Das Rittergut giebt, da nur funfzehn nicht eben bedeutende Bauerhöfe im Orte sind, von denen nach und nach drei zum Gute gezogen wurden, dem Orte seine Hauptnahrung, welcher sonst nur noch in der von dem weiblichen Theile der Bevölkerung stark betriebenen Nätherei einen Erwerbszweig besitzt. Die Oekonomie des Rittergutes ist jetzt verpachtet bis zum Tode der Frau Gemahlin des jetzigen Besitzers verwaltete dieser das Gut selbst, worauf er durch seine rege Betheiligung an den landständischen Angelegenheiten veranlasst wurde, seinen bleibenden Wohnsitz in Dresden zu nehmen, und Reuth nur in den Sommermonaten zu besuchen. Das neue Schloss hat dreizehn Fenster Fronte, fünf Fenster Tiefe, besteht aus einem Stockwerk mit eleganter Mansarde und zählt viele schöne Säle und Zimmer nebst vortrefflichen Kellerräumen und Böden. Vor dem Schlosse befindet sich der gegenwärtig dem Pachter überlassene Garten im alten Schlossgraben, hinter dem Schlosse aber der eigentliche Garten von ziemlichen Umfange, in welchem gutes Obst und Gemüse gewonnen werden.
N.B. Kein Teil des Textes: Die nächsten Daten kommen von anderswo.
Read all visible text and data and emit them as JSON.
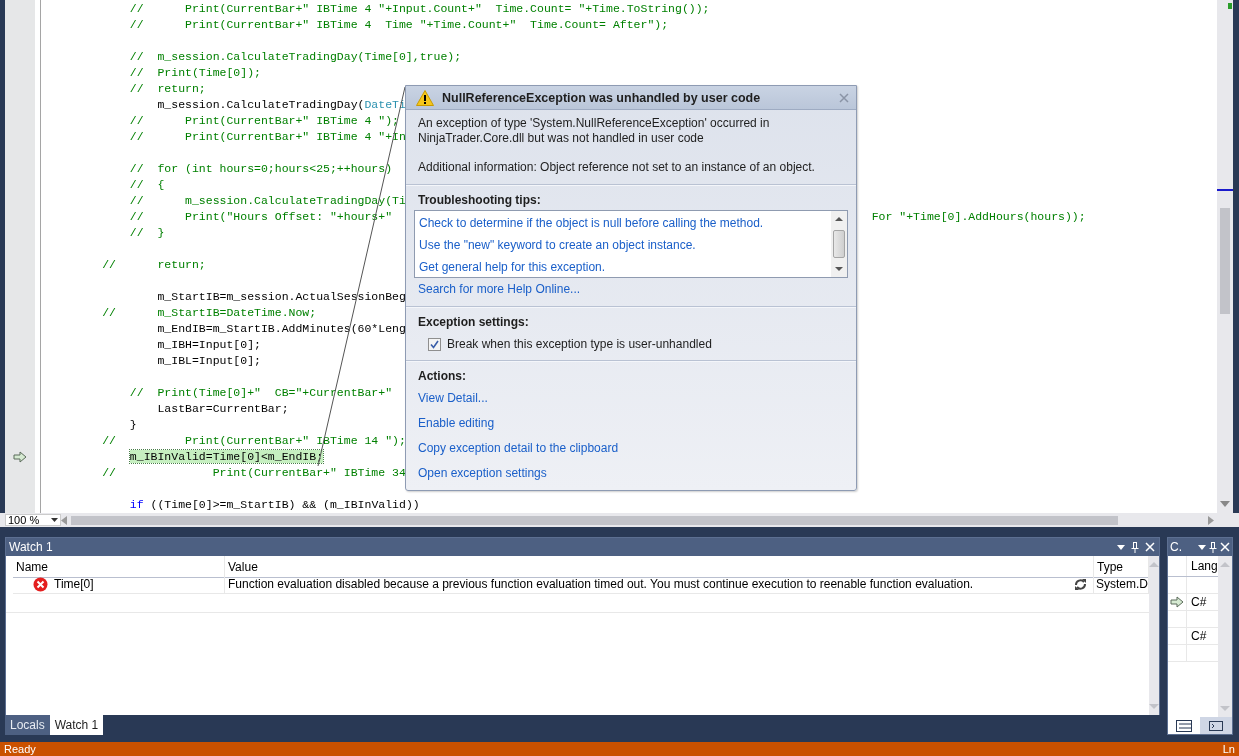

Das zum Rittergute Reuth gehörige Areal beträgt gegen 300 Acker Feld und Wiesen mit guten Bodenclassen und über 300 Acker gutbestandene Waldung mit ehemals nicht unbedeutender Jagd. Der Viehstand enthält 60 Stück Rindvieh, und seit Ablösung der Hutungsgerechtigkeit – wodurch die Schäferei um das Doppelte herabgebracht worden ist – blos 200 Stück Schafe. Die Ablösung der Frohndienste und Lehnangelegenheiten ist vollendet und bereits in Kraft getreten.
Die Kirche zu Reuth, über die ebenfalls die ältesten Nachrichten fehlen, ist ein alterthümliches, lange vor der Reformation errichtetes Gebäude, welches zur Zeit des Katholicismus wahrscheinlich nur eine kleine Messkapelle war, und von der Pfarrei zu Leubnitz besorgt wurde, weshalb auch jetzt noch der Pfarrer zu Leubnitz vom Rittergute Reuth jährlich einen Scheffel Korn erhält. Filial von Reuth ist das nahegelegene Stelzen, und das Patronatsrecht über Kirche und Schule zu Reuth hat der jedesmalige Besitzer des Ritterguts Reuth. Das Dorf Reuth zählt 350 Einwohner und 57 Hausnummern, dabei zwei ganze, vier halbe und sechs Viertelhöfe; die übrigen sind Häuslerwohnungen.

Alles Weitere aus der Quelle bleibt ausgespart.